Angola is a perfect example of how a “resource curse” can occur. The resource curse (also known as the paradox of plenty) refers to the failure of many resource-rich countries to benefit fully from their natural resource wealth, and for governments in these countries to respond effectively to public welfare needs. (National Resource Governance Institute, 2015) Sonangol, Angola’s state owned oil company has been subject to multiple scandals under the leadership of Isabel dos Santos the daughter of the former president Jose Eduardo dos Santos who came to power in 1979 as served as president until 2017. More than $1bn from public funds were allegedly drained through transactions with state companies including Sonangol and the national diamond exporter Sodiam. (The Guardian, 2020) These are fund that could have done a lot of good for the nation of Angola and its citizens if used appropriately. The Angolan government could have invested those funds into building local oil refineries instead of relying on other countries and outside corporations to refine their oil.

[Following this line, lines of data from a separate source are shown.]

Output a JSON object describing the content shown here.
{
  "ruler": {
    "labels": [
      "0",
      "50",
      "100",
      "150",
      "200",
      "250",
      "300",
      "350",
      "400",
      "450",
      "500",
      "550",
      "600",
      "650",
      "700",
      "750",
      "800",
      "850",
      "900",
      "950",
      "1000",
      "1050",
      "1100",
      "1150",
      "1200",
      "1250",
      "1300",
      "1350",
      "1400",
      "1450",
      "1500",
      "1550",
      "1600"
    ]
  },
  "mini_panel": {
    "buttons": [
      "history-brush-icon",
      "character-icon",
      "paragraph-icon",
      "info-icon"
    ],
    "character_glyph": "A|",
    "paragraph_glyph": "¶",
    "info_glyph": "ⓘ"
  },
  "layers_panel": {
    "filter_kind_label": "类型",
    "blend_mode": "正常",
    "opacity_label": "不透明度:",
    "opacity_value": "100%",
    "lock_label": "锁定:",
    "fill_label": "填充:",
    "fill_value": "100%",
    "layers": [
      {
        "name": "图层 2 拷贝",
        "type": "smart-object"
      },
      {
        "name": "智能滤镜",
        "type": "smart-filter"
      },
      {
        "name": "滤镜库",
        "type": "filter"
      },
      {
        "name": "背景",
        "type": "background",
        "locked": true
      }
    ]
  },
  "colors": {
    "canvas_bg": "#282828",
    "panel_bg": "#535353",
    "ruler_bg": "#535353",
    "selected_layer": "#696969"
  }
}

Another issue that arises regarding the “free flow of capital” is that the investment or aid usually comes with strings attached. It is important to take notice of whether the capital flow is made in the form of investment or is it aid! Africa escaped the global decline in foreign direct investment (FDI) as flows to the continent rose to US$46 billion in 2018, an increase of 11% on the previous year, according to UNCTAD World Investment Report 2019 (UNCTAD, 2019) The main investors in Africa pre Covid-19 where Europe, the United States and China. The Netherlands and China saw the highest increase in direct investment in Africa with a $43 billion and $17 billion increase in investment, respectively. African countries have intensified their efforts to attract foreign direct investment with various fiscal and other incentive measures. Unfortunately, the terms and conditions relating to all this increased investment leave the African nations in a worse position than they were before getting the investment. For example, investment is being linked to African countries having to vote a certain way in the UN Resolutions. Failure to vote in line with the interest of the main investors in your nation will result in the pulling back of investment from your nation. In 2016 Israel pulled back investment from Senegal by cancelling the Mashav Drip Irrigation project after the Senegalese co-sponsored a resolution against the construction of illegal Jewish settlements in the West Bank. (EIU , 2017).


Unfortunately, when it comes to the inflow of capital to the continent, African nations will almost always get the short end of the stick. The multiple allegiances that are needing to be formed with foreign parties are such that the continent is internally divided. Opposing ideologies are being imposed on African countries dependent on “where their bread is buttered”. Multiple loans are being given out with clear signs that the nations receiving these loans will be unable to pay back the money adjusted for inflation. These loans are being recognized as foreign aid but as we all clearly know, there is no free lunch! Investment aside much more heinous activities are happening “All In The Name Of Trade”!